She bought a pair of Levi’s nearly a decade ago because they were the fashion equivalent of a blank slate. Today, writes Sally, they are anything but.

Jeans may tell stories about us, but, sadly, not always anecdotes. I so wish I could distill my relationship to a single unassuming pair of Levi’s into two neat tales: essentially, how we met and when we fell in love. But my memory is worn and imperfect.

As are my Levi’s. Here is what I can recall. I bought this pair at a shop on lower Broadway a dozen years ago or more. I can’t recall the season but, for all you denim aficionados of a certain age, it was the period when the reign of low-cut/boot-cut was under threat from no-whisker skinny. It was a confusing time for thighs and asses. I must have been looking for a jean that wasn’t trying to be flattering, wasn’t promising to make my legs look longer or my calves more gamine. I didn’t want fashion; I wanted jeans. These Offenders – their Levi’s-given name, not mine – offered a button fly that nodded to boyfriend wear; a rise that was low but not thong-exposing; a leg so ordinary it’s hard to describe as anything except…ordinary. They weren’t distressed but they weren’t stiff. They were topstitched and blue, as jeans should be. When I tried them on they drooped enough in the behind to reference “anti-fit” (how denim folks describe jeans that actually butt up against a woman’s natural curves) without looking self-consciously ugly. They felt a bit like my old 501s, but without the weird natural waistline that makes everything look MOM.

If this all sounds a bit wonky and overthought, please put that on me and not on the Offenders. They are blameless. They are simply jeans, and in all the confusion and fervor of that big denim moment—was it 2001?—they spoke to me like few things have or ever will. I wanted then to own things that referred to my life before I knew of the whimsical flirtations of fashion.

Sally Singer

I still have that urge. I am always trying to touch the ground, sartorially at least, in a whirligig life. I like a gold ball post for an earring. I like a gingham camp shirt.  A plain windbreaker.  And I feel these items buffer me, not just from the extreme aesthetic promiscuity that my career in fashion demands, but from the emotional zigs and zags that life throws up more generally. Is it a banal coincidence that I wore these Levi’s (with a peacoat and sweatshirt) to pace the city when I thought I had lost everything and just putting one foot in front of the other was all I could muster for optimism? That they went hiking with me (and a white guayabera) in Texas when I was as much in love as I may ever be? That they turn up in my suitcase every time I go to Europe for collections, if only to emerge on a Sunday (or that day during Paris that feels like Sunday) when you want to make any other statement except that you are working and it is Sunday? They crouched with me at the playground for the better part of a decade.
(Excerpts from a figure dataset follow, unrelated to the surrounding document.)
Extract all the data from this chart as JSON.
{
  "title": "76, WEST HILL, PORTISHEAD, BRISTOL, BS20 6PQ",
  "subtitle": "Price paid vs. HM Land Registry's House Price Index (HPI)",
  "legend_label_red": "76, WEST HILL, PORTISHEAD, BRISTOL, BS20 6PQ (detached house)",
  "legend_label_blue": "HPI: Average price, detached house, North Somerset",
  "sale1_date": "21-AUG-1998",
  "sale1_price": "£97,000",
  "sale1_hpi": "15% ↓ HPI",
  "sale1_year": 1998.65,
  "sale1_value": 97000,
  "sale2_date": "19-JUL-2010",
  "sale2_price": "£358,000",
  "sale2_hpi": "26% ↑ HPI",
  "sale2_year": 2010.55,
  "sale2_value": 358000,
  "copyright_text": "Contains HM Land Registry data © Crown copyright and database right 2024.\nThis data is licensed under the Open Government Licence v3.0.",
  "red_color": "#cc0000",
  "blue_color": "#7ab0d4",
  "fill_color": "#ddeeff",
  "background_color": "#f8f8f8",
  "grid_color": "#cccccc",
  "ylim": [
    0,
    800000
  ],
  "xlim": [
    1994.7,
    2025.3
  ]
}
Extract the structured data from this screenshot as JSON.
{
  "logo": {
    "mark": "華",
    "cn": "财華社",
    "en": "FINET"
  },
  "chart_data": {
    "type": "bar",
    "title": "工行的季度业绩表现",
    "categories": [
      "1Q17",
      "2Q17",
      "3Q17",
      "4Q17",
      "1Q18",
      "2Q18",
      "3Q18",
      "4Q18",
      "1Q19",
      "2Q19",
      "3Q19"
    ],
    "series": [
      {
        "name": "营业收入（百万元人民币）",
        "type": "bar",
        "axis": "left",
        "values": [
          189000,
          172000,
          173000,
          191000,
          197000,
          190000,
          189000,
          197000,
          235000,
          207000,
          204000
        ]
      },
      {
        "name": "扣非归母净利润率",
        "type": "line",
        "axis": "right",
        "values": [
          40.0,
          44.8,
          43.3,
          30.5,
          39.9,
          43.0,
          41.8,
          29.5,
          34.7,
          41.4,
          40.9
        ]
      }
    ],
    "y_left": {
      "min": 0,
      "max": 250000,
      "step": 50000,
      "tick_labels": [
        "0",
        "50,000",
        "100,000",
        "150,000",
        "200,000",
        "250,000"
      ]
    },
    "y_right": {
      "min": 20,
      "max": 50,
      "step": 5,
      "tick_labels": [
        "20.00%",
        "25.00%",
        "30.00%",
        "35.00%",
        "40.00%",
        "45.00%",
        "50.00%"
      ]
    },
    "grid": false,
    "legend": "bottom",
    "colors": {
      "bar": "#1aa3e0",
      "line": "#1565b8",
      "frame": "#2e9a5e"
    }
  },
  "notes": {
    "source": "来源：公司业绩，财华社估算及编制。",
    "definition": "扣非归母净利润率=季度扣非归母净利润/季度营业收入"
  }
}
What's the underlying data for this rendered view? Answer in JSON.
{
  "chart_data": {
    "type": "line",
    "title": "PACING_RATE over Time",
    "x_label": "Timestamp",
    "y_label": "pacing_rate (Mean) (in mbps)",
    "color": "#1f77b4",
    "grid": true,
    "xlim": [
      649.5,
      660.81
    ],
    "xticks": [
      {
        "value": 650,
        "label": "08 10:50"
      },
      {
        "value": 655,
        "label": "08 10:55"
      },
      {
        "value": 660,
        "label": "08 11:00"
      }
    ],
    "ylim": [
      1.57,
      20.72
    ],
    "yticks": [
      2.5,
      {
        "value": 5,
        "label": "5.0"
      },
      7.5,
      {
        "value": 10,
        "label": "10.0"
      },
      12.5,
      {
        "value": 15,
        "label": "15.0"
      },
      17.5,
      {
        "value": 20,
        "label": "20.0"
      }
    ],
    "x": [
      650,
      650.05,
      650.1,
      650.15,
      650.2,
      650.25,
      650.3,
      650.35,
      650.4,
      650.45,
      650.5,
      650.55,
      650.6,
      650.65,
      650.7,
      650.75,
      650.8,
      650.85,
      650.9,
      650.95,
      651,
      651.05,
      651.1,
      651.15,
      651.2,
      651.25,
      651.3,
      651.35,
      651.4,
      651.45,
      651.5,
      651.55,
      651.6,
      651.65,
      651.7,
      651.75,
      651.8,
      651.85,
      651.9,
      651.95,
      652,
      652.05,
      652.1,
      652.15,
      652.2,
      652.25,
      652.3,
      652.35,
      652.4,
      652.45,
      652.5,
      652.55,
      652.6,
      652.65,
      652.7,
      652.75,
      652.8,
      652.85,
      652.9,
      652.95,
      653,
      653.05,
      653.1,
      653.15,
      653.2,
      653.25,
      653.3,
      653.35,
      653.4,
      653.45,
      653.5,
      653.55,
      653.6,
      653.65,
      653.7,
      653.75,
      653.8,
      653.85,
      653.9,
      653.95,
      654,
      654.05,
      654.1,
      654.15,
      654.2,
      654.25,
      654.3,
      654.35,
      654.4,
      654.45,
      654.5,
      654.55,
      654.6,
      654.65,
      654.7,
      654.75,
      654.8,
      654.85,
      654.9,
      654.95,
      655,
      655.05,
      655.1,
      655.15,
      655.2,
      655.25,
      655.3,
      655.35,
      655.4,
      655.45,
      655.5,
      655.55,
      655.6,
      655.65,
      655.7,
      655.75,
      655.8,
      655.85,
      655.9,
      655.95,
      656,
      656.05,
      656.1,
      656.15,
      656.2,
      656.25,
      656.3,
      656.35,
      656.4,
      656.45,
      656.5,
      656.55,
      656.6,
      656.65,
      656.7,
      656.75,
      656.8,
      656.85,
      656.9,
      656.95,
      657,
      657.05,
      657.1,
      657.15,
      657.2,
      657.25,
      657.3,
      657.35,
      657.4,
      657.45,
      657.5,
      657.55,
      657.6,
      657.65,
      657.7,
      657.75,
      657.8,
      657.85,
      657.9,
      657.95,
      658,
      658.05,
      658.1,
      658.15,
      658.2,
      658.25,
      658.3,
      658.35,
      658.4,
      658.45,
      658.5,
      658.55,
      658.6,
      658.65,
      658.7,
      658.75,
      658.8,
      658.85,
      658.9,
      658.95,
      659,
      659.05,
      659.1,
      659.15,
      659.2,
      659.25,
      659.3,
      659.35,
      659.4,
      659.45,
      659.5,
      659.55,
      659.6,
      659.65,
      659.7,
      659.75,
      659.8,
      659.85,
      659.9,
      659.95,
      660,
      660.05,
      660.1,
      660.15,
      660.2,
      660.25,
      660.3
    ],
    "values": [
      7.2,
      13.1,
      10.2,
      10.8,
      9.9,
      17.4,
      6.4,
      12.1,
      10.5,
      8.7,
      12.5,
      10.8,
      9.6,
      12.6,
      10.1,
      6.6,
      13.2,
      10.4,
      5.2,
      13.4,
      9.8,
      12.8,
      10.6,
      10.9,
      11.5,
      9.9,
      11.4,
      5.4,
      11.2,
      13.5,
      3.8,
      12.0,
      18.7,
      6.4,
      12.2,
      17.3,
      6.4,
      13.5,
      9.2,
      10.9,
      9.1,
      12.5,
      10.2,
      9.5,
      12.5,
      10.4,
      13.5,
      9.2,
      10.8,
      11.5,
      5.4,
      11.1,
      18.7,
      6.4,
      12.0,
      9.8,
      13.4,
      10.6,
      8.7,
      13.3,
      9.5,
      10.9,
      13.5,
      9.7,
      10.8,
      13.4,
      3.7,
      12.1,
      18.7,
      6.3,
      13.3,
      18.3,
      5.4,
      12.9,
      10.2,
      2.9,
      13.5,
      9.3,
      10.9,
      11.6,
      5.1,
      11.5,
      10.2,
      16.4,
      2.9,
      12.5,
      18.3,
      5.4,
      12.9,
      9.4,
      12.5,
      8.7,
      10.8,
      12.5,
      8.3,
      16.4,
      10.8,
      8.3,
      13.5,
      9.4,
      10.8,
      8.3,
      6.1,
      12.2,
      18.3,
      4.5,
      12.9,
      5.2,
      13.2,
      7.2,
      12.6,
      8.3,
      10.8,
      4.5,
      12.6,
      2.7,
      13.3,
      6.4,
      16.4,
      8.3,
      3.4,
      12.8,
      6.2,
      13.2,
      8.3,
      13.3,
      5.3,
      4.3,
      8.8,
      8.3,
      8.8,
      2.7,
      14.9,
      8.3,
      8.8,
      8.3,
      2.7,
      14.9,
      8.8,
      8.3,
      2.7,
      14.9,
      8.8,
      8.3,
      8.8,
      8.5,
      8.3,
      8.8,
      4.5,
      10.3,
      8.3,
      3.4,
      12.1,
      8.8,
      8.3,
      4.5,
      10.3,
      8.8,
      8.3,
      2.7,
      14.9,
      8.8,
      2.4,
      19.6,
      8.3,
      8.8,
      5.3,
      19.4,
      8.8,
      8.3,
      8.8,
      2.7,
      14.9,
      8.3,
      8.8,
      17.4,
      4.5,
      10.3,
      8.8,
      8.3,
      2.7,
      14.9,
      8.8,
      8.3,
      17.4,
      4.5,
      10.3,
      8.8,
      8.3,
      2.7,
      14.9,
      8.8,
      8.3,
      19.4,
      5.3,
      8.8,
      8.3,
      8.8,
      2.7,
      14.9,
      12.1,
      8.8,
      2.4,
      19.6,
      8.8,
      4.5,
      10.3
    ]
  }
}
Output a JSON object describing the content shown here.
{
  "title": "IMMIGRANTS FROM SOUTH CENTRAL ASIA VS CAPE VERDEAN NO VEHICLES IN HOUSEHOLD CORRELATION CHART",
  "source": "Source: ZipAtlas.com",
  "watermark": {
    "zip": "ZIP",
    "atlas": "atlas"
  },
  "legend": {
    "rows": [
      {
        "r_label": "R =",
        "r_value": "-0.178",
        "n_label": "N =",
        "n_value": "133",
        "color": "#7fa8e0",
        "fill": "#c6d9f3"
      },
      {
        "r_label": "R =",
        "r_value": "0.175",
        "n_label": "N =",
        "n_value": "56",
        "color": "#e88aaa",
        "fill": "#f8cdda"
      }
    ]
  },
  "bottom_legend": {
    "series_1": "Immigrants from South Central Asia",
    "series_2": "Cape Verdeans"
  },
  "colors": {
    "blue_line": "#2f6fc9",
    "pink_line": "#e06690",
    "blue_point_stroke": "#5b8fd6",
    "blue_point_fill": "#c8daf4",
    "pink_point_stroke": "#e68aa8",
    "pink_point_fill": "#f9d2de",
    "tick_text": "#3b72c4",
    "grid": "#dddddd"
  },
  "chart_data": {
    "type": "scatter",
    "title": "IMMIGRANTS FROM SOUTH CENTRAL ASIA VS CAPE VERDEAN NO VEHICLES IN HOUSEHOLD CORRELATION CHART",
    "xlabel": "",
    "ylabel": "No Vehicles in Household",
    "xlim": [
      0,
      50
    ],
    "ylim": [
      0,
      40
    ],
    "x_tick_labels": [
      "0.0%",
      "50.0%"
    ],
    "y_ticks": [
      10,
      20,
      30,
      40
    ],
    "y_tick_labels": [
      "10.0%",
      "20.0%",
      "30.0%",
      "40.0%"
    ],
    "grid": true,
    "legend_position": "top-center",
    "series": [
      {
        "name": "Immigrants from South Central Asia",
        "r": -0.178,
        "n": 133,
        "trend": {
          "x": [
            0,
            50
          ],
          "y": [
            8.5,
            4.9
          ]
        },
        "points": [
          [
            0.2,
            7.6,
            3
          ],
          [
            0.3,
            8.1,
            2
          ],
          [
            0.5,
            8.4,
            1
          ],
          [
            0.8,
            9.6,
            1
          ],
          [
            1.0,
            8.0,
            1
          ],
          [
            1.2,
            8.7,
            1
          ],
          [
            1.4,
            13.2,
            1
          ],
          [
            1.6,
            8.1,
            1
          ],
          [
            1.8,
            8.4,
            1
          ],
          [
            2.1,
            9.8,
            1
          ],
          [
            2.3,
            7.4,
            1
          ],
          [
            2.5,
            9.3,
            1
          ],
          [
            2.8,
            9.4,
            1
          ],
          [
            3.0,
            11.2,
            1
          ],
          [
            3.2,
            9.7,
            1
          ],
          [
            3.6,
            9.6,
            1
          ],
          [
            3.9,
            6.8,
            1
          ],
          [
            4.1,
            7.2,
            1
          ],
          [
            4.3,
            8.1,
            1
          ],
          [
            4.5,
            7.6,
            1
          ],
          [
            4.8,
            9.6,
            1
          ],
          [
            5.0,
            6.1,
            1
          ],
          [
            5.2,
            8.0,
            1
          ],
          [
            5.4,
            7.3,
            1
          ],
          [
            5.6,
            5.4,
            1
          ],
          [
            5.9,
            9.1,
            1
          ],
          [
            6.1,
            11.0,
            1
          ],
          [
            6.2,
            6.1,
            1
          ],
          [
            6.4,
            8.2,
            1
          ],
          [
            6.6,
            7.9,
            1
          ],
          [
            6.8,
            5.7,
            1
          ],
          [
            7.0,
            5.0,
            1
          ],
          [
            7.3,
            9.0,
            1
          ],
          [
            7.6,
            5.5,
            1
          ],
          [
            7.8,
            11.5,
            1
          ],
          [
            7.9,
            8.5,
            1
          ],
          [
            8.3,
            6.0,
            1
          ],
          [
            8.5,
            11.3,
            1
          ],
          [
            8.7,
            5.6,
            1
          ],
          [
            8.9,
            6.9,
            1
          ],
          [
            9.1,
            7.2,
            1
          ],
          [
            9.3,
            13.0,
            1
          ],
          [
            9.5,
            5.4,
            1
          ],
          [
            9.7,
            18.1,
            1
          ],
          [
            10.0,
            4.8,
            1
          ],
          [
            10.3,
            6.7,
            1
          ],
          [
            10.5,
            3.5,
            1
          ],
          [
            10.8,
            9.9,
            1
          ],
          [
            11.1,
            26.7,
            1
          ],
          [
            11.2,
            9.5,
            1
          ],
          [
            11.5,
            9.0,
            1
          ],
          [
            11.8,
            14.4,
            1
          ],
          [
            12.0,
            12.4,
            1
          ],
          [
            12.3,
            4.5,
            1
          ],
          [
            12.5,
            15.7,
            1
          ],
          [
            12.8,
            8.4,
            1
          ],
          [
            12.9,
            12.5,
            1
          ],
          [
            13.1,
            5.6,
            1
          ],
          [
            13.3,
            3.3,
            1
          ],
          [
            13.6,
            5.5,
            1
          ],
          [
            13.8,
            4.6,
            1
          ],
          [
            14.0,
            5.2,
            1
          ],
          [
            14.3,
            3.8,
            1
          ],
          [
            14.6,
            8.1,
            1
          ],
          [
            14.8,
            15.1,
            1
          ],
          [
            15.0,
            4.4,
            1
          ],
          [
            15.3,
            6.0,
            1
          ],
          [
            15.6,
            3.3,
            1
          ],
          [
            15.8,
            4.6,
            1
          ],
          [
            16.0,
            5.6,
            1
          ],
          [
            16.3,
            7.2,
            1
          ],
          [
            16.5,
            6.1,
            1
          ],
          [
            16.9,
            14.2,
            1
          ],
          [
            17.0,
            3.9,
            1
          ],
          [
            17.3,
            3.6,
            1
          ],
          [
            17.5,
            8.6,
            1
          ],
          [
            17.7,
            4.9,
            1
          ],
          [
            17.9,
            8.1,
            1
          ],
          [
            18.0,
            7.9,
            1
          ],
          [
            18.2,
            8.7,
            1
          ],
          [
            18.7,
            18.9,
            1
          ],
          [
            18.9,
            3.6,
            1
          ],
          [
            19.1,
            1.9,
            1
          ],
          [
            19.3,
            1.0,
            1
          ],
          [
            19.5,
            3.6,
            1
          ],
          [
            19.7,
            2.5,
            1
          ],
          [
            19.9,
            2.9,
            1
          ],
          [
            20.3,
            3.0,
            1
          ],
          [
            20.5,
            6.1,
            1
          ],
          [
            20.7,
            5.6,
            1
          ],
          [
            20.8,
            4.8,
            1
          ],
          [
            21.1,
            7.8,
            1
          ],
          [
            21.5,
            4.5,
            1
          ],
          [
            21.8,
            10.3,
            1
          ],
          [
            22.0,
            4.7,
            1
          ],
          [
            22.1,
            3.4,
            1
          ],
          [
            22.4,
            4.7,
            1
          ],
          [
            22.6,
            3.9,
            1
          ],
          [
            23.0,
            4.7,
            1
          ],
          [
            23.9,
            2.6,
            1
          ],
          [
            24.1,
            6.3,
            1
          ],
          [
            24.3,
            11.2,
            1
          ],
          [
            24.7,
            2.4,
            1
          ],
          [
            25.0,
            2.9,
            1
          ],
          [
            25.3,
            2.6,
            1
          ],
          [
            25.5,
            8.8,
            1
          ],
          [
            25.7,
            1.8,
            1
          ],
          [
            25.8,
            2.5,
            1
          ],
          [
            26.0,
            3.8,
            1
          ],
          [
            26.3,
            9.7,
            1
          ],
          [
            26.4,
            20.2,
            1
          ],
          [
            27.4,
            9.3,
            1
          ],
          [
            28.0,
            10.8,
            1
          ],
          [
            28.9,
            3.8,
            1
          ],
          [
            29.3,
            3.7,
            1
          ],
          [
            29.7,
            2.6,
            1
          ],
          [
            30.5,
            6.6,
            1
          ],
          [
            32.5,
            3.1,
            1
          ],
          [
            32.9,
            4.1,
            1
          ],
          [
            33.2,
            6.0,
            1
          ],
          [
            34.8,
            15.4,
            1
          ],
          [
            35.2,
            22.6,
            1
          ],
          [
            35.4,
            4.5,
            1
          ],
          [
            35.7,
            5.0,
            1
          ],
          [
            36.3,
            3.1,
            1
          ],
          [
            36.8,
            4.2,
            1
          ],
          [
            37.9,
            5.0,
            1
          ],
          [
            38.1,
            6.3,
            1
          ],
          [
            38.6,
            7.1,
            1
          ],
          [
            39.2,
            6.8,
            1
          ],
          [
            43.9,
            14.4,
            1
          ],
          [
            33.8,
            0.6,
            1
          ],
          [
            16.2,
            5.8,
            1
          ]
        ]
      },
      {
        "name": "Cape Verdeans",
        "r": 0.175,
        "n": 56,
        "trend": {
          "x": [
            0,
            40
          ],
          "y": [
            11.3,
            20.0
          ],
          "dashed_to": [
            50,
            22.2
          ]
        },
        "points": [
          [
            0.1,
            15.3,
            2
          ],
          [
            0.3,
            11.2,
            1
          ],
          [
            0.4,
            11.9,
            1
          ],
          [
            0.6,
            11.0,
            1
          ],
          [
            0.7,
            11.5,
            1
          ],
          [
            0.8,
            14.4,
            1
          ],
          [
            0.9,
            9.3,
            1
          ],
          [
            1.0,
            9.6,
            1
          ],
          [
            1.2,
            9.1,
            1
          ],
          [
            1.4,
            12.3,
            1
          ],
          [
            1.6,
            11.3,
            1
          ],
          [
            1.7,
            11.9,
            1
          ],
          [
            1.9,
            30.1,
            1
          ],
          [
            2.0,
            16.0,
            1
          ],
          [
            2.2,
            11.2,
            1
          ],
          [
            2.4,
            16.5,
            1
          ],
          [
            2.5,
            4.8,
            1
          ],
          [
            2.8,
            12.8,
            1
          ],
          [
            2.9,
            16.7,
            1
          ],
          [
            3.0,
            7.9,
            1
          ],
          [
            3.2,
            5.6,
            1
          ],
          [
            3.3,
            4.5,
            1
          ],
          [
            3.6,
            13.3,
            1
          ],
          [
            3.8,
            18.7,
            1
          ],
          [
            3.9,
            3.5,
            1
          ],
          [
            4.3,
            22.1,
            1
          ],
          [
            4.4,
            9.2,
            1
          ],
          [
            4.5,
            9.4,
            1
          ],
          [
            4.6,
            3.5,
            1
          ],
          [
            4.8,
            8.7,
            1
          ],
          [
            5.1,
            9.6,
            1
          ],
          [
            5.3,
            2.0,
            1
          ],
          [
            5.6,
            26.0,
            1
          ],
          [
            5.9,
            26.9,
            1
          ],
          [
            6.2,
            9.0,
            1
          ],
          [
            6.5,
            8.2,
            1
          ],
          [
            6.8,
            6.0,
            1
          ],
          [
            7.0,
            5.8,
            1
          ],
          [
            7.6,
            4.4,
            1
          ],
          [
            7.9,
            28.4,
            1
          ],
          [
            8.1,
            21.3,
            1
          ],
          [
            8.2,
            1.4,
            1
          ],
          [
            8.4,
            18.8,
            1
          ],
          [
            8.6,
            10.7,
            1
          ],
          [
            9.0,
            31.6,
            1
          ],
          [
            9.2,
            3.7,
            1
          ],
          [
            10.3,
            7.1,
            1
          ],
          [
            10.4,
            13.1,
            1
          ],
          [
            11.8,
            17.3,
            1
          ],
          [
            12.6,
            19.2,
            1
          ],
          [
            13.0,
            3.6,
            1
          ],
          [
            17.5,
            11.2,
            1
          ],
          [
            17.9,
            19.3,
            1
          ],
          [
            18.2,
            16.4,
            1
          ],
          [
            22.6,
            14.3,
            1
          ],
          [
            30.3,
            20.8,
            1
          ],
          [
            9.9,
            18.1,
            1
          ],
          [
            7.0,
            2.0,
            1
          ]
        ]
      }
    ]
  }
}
Clearly I can’t live without them, yet it’s hardly a model marriage. They tear constantly and I repair them…constantly. The butt has been invisibly mended with all manner of fusible interfacing four times, and every time I have paid the Chinese tailor $15 to sew up my ass, the knee splits; or I patch the knee and there goes the pocket. These Levis so don’t want to be perfect! I sometimes think they have a mind of their own.

And then I sometimes think that, with all their willful rips and worn through bits, my Offenders are trying to keep me wise about the bigger picture of a life. I loved them originally, after all, because they were the denim equivalent of a blank slate. How can anything stay that neutral, that bland and passive? We always want things to be perfect. And yet isn’t it wonderful when our things—our jeans, for god’s sake – keep us ever alert to the inevitability and glory of imperfection?